A origem dessas siglas remonta aos primeiros anos da radiotelegrafia.

Na época, operadores de rádio utilizavam códigos padronizados iniciados pela letra Q para abreviar perguntas e respostas durante as comunicações.

Diversos desses códigos permanecem em uso até hoje na aviação.

Os mais conhecidos são justamente:

  • QNH
  • QFE
  • QNE

Embora tenham surgido há mais de um século, continuam sendo utilizados internacionalmente, independentemente do idioma falado entre piloto e controlador.


QNH: a regulagem utilizada na maior parte do voo

O QNH é, de longe, a regulagem mais utilizada na aviação civil.

Quando o piloto ajusta o altímetro para o valor do QNH, o instrumento passa a indicar a altitude da aeronave em relação ao nível médio do mar (MSL – Mean Sea Level).

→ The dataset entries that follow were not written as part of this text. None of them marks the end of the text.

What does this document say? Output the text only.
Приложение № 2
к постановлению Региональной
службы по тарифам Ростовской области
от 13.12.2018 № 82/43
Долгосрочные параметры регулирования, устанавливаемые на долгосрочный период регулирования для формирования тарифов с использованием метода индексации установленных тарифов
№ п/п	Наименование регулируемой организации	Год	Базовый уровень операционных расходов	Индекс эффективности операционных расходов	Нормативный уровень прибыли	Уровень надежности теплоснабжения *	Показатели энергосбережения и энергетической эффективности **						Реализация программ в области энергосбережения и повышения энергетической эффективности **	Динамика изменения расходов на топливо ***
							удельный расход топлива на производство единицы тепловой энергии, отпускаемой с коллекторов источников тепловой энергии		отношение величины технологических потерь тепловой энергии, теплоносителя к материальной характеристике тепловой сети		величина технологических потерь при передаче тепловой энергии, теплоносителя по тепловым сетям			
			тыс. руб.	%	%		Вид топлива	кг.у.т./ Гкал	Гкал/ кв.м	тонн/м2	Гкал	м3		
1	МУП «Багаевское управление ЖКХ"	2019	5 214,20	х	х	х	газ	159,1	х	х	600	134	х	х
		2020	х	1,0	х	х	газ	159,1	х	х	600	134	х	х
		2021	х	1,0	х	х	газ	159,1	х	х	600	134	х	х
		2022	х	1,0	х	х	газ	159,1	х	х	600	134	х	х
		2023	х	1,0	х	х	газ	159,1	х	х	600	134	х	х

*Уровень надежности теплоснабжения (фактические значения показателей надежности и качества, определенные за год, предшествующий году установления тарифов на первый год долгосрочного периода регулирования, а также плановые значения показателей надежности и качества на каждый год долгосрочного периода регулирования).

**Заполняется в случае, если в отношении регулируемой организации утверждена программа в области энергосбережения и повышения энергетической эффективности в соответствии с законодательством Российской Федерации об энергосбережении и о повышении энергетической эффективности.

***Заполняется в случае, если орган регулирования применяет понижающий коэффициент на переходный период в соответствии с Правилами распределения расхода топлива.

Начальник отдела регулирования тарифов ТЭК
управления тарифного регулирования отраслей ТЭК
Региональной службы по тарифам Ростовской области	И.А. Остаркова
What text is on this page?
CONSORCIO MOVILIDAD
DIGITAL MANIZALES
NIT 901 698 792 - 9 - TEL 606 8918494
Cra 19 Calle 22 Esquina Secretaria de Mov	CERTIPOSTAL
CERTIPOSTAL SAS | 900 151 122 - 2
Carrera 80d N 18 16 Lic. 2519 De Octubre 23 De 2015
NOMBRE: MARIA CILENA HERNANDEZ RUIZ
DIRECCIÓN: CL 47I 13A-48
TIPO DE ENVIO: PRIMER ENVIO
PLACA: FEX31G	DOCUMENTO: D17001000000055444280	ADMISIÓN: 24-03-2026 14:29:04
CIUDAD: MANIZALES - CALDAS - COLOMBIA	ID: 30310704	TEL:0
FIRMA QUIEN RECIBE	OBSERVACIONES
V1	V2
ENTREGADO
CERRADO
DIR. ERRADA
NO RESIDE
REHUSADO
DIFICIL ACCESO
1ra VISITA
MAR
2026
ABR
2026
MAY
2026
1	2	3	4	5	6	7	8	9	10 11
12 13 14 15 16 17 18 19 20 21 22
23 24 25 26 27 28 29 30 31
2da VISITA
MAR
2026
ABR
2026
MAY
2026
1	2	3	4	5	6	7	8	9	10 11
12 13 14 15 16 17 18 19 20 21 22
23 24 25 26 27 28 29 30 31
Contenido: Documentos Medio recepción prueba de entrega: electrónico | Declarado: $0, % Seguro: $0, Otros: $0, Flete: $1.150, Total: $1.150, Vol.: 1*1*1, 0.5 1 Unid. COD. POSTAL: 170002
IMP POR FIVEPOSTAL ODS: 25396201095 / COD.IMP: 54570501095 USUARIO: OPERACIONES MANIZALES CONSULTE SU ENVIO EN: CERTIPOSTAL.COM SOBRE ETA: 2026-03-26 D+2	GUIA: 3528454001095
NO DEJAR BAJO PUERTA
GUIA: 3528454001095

Na prática, isso significa que, ainda no solo, o altímetro deverá indicar aproximadamente a elevação do aeródromo.

Por exemplo, o Aeroporto Estadual Comandante Rolim Adolfo Amaro, em Jundiaí (SBJD), possui elevação de aproximadamente 2.461 pés.

Se o QNH estiver corretamente ajustado, o altímetro deverá indicar um valor muito próximo desse antes mesmo da decolagem.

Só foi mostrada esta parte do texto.